The tax reform bill that became law last December made extensive changes to the tax code, a few of which will even take effect for the 2017 tax year. Of the many deductions and credits that were boosted, two in particular stand out -- albeit for different reasons.
No. 1: The medical expense deduction
Early drafts of the Tax Cuts and Jobs Act proposed repealing the medical expense deduction entirely, but in the end, Congress not only kept this tax break, but enhanced it. However, the change only applies to 2017 and 2018, so you'll need to move fast to claim your share.
Unlike most tax deductions, the medical expense deduction is reduced by a percentage of your adjusted gross income (AGI) for the year. Here's how that works: First, you calculate your AGI by following the instructions on the first page of Form 1040, then you take a given percentage of that number and subtract it from your total medical expenses for the year. Whatever's left over is the amount you can claim for the medical expense deduction.
Tax reform boosted this deduction by reducing the AGI percentage you subtract to 7.5% from 10% (again, this is for 2017 and 2018 only). In other words, you can claim medical expenses in excess of 7.5% of your AGI. That will allow many taxpayers to claim larger deductions for their medical expenses.

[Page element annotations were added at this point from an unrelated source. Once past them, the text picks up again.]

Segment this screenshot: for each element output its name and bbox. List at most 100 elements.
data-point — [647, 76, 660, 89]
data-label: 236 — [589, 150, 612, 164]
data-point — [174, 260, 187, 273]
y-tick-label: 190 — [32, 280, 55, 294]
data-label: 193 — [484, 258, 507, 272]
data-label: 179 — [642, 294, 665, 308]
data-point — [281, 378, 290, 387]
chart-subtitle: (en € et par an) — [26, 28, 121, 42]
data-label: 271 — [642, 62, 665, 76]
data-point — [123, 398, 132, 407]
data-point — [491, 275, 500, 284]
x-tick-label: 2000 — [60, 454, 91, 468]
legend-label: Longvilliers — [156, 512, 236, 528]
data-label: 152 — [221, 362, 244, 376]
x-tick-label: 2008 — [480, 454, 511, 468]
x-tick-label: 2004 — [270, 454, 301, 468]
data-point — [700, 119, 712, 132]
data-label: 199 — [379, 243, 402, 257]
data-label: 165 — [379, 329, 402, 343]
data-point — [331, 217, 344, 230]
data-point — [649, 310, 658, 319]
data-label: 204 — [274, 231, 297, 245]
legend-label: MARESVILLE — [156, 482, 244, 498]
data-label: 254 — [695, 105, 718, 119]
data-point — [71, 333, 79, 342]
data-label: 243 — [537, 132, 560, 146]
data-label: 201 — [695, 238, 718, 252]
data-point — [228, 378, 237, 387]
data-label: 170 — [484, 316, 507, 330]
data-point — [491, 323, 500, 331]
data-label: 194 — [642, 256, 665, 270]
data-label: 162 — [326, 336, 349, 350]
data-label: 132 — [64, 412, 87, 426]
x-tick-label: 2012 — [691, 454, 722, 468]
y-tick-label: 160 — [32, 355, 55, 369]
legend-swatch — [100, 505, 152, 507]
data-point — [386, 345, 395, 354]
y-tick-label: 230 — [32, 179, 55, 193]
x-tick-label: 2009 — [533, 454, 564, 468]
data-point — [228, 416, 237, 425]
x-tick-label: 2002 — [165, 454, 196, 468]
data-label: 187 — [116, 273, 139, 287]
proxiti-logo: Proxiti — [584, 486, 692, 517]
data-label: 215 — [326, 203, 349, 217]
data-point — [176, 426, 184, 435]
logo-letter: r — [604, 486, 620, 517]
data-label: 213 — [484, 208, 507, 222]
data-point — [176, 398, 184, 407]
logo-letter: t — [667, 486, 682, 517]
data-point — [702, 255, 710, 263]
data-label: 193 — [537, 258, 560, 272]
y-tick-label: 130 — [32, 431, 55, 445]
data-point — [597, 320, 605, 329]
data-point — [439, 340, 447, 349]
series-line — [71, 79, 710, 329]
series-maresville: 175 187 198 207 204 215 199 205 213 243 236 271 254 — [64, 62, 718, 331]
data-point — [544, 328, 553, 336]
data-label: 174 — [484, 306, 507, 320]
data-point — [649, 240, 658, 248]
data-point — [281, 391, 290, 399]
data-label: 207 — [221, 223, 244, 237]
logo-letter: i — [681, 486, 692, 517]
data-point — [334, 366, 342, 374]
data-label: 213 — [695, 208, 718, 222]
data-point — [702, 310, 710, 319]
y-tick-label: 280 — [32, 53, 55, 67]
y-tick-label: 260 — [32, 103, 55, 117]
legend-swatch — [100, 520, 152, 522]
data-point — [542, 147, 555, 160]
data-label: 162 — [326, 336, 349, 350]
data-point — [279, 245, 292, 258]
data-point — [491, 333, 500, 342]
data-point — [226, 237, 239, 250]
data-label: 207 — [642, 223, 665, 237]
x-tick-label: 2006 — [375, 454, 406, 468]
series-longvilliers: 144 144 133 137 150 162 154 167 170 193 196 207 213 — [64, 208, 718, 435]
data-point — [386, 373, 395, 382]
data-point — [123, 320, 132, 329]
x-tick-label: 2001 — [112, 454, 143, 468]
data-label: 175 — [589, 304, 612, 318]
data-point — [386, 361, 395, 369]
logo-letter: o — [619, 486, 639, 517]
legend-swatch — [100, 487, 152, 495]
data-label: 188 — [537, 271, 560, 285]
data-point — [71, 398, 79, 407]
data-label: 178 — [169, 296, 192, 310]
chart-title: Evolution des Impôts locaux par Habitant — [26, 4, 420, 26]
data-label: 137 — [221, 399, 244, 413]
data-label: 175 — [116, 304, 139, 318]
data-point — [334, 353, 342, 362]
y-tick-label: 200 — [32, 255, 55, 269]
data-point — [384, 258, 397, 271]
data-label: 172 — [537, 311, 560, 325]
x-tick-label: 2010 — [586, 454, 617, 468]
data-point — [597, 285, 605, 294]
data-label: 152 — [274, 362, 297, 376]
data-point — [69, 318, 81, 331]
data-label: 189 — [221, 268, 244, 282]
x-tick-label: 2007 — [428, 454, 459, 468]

For example, say your AGI for 2017 was $80,000 and you had $10,000 in medical expenses. Using the old AGI limit of 10%, you would subtract 10% of $80,000, or $8,000, from your $10,000 in medical expenses to get a result of $2,000 -- and that would be all you could claim as a medical expense deduction.
With the new AGI limit, you'll subtract only 7.5% of your AGI, which in this example is $6,000. That means you'd be able to claim $4,000 in medical expenses instead of $2,000, thereby doubling your medical expense deduction for the year.
Note that the medical expense deduction is an itemized deduction, meaning that you have to turn down the standard deduction to claim it. Because the standard deduction has nearly doubled beginning in 2018, most taxpayers won't want to itemize beginning with the current tax year -- which is all the more reason to grab the medical expense deduction for the 2017 tax year if you can save enough money through itemized deductions to make it worthwhile.
No. 2: The child tax credit
Tax credits are even better than tax deductions. A tax credit directly reduces your tax bill, while a deduction is subtracted from your taxable income, which means your actual savings only amount to a fraction of the deduction. That's why the dramatic increase in the child tax credit could make an equally dramatic improvement in your tax bill starting with your 2018 return.
Until now, the child tax credit was limited to $1,000 per qualifying child under the age of 17. The credit was refundable for taxpayers who had earned at least $3,000 in income for the year, which means it could not only wipe out your tax bill, but get you a refund for whatever credit amount may be left over. Finally, the credit was phased out for high-income taxpayers -- in 2017, the phaseout begins at $75,000 of modified AGI (MAGI) for single filers and $110,000 for joint filers (MAGI is simply your AGI with certain deductions added back in; for most taxpayers, it will be identical to AGI).
The phaseout reduced your credit by $50 for each $1,000 in MAGI over the threshold amount. For example, if you were a single filer and your MAGI for the year was $115,000, you would reduce your credit by $50 times 40, or $2,000.
Starting with the 2018 tax year, the credit will double from $1,000 per child to $2,000 per child. The refundable portion of the credit will now be limited to $1,400, meaning that it can't be used to generate more than a $1,400 refund (any excess credit will simply be lost). The earned income requirement to make this credit refundable will be reduced to $2,500, and the modified AGI threshold to claim the full credit will increase to $200,000 for single filers and $400,000 for joint filers.
All of these changes are set to expire at the end of 2025 unless Congress chooses to renew them.
Finally, there's a new family tax credit for taxpayers with dependents aged 17 and older. The non-child dependents credit is $500 for any dependent too old to qualify for the child tax credit. This credit is nonrefundable, so it can't be used to create or increase a refund. Much like the changes to the child tax credit, this credit will expire at the end of 2025 unless it's renewed.
These two tax breaks aren't the only improvements that tax reform introduced, but they're definitely among the most important. The fact that the medical expense deduction improvement is retroactive nicely counterbalances the fact that few taxpayers will want to itemize deductions starting in 2018. And the child tax credit and non-child dependents credit will provide a helpful tax break for nearly every taxpayer with dependents -- so if you qualify for that set of credits, you'll definitely want to grab them starting with your 2018 return.